Burundian Catholic church withdraws support for elections

Burundi’s grand Catholic church bishops say they no longer support the Burundi government's decision to hold elections next month despite political unrest

Photo by: Reuters
Photo by: Reuters

Updated Jul 28, 2015

The Burundian Conference of Catholic Bishops has released a statement explaining their withdrawal of support from the upcoming June elections. The bishops in the country had previously agreed to monitoring elections across the country.

Along with the Catholic church, the European Union also said it was suspending its election observer mission to the country, adding to international pressure over Pierre Nkurunziza decision to go through with the election without regard to Burundi’s rising civil unrest and divisions.

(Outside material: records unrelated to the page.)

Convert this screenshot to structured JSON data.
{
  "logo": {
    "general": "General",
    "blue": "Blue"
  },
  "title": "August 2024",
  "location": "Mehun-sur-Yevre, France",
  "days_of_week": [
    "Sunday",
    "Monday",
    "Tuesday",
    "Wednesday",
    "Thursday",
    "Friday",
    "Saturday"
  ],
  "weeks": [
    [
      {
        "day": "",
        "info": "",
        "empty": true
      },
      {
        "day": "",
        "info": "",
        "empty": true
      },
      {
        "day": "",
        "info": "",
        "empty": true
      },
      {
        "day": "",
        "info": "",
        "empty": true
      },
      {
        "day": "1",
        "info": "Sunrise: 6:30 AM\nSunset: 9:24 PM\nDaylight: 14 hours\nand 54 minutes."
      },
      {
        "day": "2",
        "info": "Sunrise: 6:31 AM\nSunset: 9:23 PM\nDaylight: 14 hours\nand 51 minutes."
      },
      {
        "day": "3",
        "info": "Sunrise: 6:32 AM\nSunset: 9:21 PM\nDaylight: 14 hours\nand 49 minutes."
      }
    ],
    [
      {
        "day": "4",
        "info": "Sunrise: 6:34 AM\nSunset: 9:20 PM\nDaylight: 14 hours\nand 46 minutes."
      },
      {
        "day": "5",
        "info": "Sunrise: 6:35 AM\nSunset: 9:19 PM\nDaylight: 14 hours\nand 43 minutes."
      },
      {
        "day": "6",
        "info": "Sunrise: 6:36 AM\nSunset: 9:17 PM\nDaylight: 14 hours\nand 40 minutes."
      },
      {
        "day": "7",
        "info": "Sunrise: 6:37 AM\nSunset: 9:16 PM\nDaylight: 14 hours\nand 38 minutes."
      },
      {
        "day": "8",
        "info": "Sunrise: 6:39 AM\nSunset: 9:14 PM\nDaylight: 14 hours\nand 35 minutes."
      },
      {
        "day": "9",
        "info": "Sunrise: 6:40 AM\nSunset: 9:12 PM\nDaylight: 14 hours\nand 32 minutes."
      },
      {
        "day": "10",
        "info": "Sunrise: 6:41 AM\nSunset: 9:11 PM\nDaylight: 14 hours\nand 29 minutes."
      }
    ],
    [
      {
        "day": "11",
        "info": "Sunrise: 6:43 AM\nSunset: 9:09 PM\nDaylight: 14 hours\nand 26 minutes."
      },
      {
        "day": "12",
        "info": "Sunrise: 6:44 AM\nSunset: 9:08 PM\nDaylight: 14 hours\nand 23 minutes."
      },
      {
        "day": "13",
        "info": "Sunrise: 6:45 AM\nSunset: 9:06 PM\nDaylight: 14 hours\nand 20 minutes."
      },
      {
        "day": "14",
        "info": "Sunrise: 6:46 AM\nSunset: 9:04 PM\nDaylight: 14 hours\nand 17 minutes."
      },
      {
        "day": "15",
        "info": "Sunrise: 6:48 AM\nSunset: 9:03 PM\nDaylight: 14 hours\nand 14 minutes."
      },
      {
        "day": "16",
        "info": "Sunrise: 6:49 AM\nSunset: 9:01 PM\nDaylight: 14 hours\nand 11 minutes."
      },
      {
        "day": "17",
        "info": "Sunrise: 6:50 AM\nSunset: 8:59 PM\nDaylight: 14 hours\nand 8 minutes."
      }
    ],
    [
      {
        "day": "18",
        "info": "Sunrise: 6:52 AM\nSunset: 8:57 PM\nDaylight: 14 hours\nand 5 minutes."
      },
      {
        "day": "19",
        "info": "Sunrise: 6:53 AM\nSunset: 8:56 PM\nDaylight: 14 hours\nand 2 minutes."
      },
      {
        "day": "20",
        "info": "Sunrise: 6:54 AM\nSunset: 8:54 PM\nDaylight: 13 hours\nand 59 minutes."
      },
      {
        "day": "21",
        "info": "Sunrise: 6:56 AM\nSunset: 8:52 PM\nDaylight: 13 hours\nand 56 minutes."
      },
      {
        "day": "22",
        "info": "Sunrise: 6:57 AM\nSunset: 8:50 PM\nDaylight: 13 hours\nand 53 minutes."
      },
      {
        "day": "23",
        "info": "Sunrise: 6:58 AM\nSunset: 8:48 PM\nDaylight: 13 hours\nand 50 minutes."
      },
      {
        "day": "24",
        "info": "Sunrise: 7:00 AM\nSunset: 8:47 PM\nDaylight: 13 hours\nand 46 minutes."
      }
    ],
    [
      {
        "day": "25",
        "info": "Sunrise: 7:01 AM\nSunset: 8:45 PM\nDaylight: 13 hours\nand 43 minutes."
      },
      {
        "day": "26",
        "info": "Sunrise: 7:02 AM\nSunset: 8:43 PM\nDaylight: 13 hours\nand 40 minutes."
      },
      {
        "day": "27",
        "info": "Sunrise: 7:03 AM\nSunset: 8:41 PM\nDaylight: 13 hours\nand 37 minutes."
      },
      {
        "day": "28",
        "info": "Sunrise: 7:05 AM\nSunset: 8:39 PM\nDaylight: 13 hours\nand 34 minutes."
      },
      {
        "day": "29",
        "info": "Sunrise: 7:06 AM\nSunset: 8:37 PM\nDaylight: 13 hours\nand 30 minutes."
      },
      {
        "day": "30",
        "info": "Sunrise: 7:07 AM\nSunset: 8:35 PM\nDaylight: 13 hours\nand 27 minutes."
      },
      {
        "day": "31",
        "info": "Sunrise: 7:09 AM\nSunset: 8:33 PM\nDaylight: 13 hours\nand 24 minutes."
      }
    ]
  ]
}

Burundi's government explained the reason for not postponing the elections by saying that it would allow the African nation to dodge a dangerous political vacuum that could lead to more unrest. Parliamentary elections are set for June 5 and presidential elections for June 26.

In the EU’s statement the body said it was suspending its election observer mission in Burundi over concerns about restrictions on independent media, excessive use of force against demonstrators and the intimidation of opposition parties and civic groups.

"All parties should engage in good faith in a dialogue to restore the necessary conditions for democratic elections and, primarily, the government of Burundi should reach out to all domestic actors by restoring confidence through concrete measures," the statement said.

Subsequently, the UN Security Council president said on Wednesday "the predominant opinion" of members is that Burundi's elections should be postponed.

The decision by Burundi’s president to run for a third time has plunged the country into its worst crisis since its ethnic-based civil war from 1993 to 2003 which saw the killing of at least 250,000 people. The country’s constitution clearly stipulates that a president can run only for two terms, however Nkurunziza’s supporters say he can run for a third time because he did not come to power in his first term by elections but the collective choice of Burundian lawmakers.

Burundi’s unrest has seen dozens of people killed and hundreds injured across the capital, Bujumbura, as well as a failed coup attempt which ended in the arrest of most of the army leaders that orchestrated it.